A comparative study of different iron minerals on phosphorus capture from municipal wastewater and subsequent recovery as vivianite through acidogenic fermentation

Exploiting phosphorus resources from waste streams such as municipal wastewater is essential for their recycling and utilization. However, common practice on phosphorus recovery via main-stream biological phosphorus removal and side-stream phosphorus precipitation still faces great challenges such as organic mineralization induced CO2 emission and aeration caused energy consumption. In this work, ferrihydrite and magnetite were respectively dosed into bioflocculation organic carbon capture system to comprehensively evaluate their potential improvements on phosphorus recovery from municipal wastewater. Results showed that ferrihydrite would outcompete magnetite on phosphorus capture, by increasing TP removal efficiency from 17.5% to 91.2% while maintaining a high organic carbon capture efficiency of about 50%. Although both iron minerals were favored for improving sludge settling performance, the potential toxicity of magnetite was higher than that of ferrihydrite.

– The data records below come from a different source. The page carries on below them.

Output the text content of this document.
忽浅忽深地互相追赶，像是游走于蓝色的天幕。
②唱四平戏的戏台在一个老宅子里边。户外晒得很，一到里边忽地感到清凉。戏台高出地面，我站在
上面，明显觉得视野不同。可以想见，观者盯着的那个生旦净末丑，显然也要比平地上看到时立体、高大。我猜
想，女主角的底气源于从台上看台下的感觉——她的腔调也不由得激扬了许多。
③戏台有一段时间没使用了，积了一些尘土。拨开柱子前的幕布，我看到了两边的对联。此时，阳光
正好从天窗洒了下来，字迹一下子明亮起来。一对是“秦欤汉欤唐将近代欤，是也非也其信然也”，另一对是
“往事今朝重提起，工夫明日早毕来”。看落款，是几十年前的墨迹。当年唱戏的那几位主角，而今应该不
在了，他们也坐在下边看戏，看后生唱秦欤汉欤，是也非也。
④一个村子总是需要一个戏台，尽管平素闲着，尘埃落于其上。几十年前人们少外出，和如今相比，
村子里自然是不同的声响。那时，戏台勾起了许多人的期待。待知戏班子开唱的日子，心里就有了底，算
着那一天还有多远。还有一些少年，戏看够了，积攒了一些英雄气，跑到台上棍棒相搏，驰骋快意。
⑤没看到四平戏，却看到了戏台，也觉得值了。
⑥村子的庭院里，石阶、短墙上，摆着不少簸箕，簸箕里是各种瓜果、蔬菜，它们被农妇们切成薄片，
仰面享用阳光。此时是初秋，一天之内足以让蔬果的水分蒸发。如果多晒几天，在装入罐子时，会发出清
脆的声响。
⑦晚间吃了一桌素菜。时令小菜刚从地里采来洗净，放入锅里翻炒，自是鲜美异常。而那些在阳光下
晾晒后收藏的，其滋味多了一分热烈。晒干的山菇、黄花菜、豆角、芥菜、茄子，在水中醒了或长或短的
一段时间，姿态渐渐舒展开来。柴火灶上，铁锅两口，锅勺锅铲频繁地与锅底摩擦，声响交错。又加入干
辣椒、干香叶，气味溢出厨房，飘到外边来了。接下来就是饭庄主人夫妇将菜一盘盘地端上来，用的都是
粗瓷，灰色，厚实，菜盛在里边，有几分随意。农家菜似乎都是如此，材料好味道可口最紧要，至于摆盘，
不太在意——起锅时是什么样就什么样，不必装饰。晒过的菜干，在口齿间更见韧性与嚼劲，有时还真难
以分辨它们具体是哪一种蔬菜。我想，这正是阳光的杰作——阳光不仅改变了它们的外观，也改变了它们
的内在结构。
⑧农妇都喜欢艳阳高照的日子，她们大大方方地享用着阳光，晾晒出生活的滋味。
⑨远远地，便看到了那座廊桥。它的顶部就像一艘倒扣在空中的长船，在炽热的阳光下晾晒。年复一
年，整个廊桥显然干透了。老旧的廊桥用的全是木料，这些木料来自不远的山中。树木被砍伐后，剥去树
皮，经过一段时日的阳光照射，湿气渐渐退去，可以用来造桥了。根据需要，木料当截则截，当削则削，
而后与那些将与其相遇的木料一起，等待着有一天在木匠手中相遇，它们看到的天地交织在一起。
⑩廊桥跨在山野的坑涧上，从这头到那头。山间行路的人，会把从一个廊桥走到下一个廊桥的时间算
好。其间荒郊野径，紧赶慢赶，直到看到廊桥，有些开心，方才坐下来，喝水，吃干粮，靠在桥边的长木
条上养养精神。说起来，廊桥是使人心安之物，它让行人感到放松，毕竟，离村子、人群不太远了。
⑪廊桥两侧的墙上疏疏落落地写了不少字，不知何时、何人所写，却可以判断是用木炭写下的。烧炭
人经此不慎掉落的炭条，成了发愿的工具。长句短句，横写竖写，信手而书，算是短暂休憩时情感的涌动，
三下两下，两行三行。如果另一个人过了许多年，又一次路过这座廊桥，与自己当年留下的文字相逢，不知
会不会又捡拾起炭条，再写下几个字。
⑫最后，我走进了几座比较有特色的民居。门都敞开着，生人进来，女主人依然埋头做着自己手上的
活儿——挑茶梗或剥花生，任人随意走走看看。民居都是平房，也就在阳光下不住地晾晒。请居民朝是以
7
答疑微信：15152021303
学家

Chemical precipitation and adsorption are the main pathways for phosphorus removal by iron minerals. Subsequent anaerobic fermentation showed that ferrihydrite bounded phosphorus was mainly transformed to vivianite while magnetite captured phosphorus was released into the liquid. Surprisingly, ferrihydrite was favored for the volatile fatty acids rather than biogas production, with an average yield of 523.2 mg/g volatile suspended solids. This work might be valuable for exploring a more sustainable value-added resource recovery paradigm.